Are you tired of your noisy coworkers and trying to think up new ways to keep them from distracting you? Have you ever thought about if your job could be done from home? Could you work from home even a couple days a week? Before you immediately answer ‘no’ ask yourself a few questions.

Questions taken from Telecommute Connecticut.
  • Do you have the right job? Obviously if you are a construction worker or a plumber, telecommuting is not going to work.
  • Do you have a good job performance record? If you are constantly on Facebook or talking on your cell phone, your boss is probably not going to agree to you working from home. If you won’t work when you are at work, then why would you when you are at home? Also, if you are a new employee, you wouldn’t be a good candidate because you are still at a stage where you need to get familiar with office procedure and it is helpful to have other people around to be able to ask a quick question if you need to.
  • Do you have the right home office environment? Will you have access to a quiet place to work that is free from distractions? If the only place you have to work during the day is at your kitchen table right next to your noisy toddler then telecommuting would probably not work for you. Its awfully hard to participate in a conference call when your kid is yelling and throwing food at your computer and you.
  • Do you have the right boss and organizational structure? If your boss is like Michael Scott, then it is probably a no go.
  • Are you an effective communicator? If you can communicate quickly and easily over email and on the phone, then that would be fine. If you are the kind of person that needs to have a face to face conversation, then that might pose a problem for you to work at home.
  • Are you self-disciplined, motivated and organized? Basically, are you going to be able to work when you are supposed to work and get your job done?
  • Do you have social independence skills? As an extrovert, I would fail this question. I am horribly unproductive when I am completely alone and have always been that way. Give me another person working quietly in the same room as me, and I am good to go. I would feel too lonely and isolated if I worked from home full time.
  • Are you susceptible to overwork? If you have trouble leaving your work at your work, then you might not want to bring your work into your home where you would then have no physical separation from it, making it harder to have any mental separation. You need to have time away from work in order to rest and recharge.
  • Do you see telecommuting as a way to balance work and other roles? If you are going to telecommute, you still need to give 100% to your work. You can’t expect to be able to work effectively while caring for a sick relative or trying to take care of your kids. Your family and your work deserve better than that.
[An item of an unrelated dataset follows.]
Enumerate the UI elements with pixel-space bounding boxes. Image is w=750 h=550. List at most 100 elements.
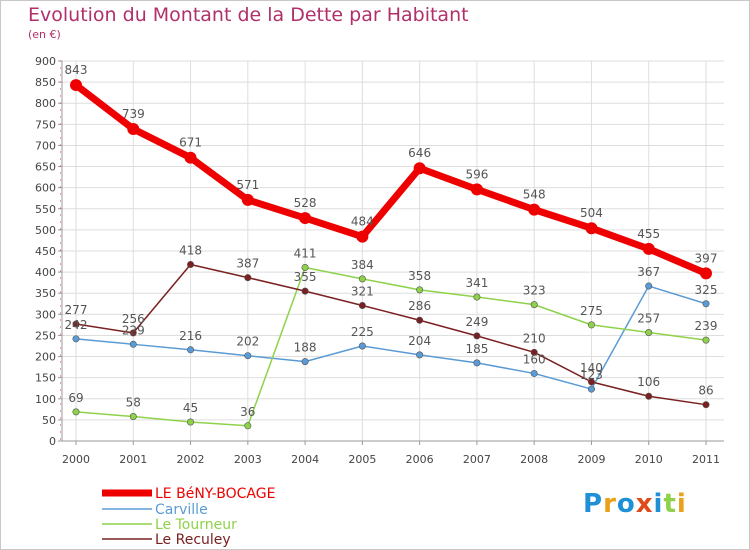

If your answers to these questions look promising after you have thoroughly thought them over, then perhaps you should approach your boss and ask if telecommuting would work for you.

Sometimes it is fun to work in a new setting. Whether you work at home all day by yourself or work in an office full of noisy coworkers, I think it can help you to focus better on your work to occasionally change things up a little bit. What better place to go than a coffee shop with free Wi Fi? Nice atmosphere, yummy coffee, comfy seats. Sounds like a good idea to me!

Here are a few tips to help you telecommute from a coffee shop (or book shop or anywhere with free Wi Fi) effectively.

1. Buy a drink or something to eat. Please don’t take up valuable table space and use their internet if you aren’t going to buy something from the shop. The exception might be if you are working from a book store. I’m not sure what etiquette would dictate on that. Although if you are like me, you will have trouble leaving a book shop without completely blowing your budget.

2. Get a good seat. This means something different for everyone. Whether you want to sit in a corner, by a window, on a chair or a couch, inside or outside, go ahead and be purposeful about where you are sitting so that you are comfortable and can work.

3. Make sure you have everything you need to work. Nothing is more annoying than getting there, buying your cup of coffee and sitting down ready to start being super productive, only to realize that you forgot your power cord, or a book you needed, or any other of a myriad of things. Take a couple of extra seconds before you leave the house to make sure you have everything you will need to do your work.

4. Bring headphones. You are going to the coffee shop to be productive, so be proactive and get rid of conversational distractions before they begin. A good play list of songs or some white noise will keep you from listening in on others conversations.

5. Don’t go when there are events planned. If you go during the day, there’s a pretty good chance nothing out of the ordinary will be happening. However, if you go¬† in the evening, check first to see if there is a band or other activity taking place. Its really hard to work if there is live music blaring in your ear or if the weekly knitter’s meeting is taking place.

6. Make sure laptops are allowed and welcomed. I guess some small mom and pop shops have recently started discouraging laptops. Seems like they might be biting the hand that feeds them…. Anyway, you don’t want to go where you aren’t welcome, so a quick look around to make sure there are others with laptops and that there are no signs discouraging their use would be a good idea.

There are many more tips out there, but these are a good start. Can you think of any more helpful tips or practices?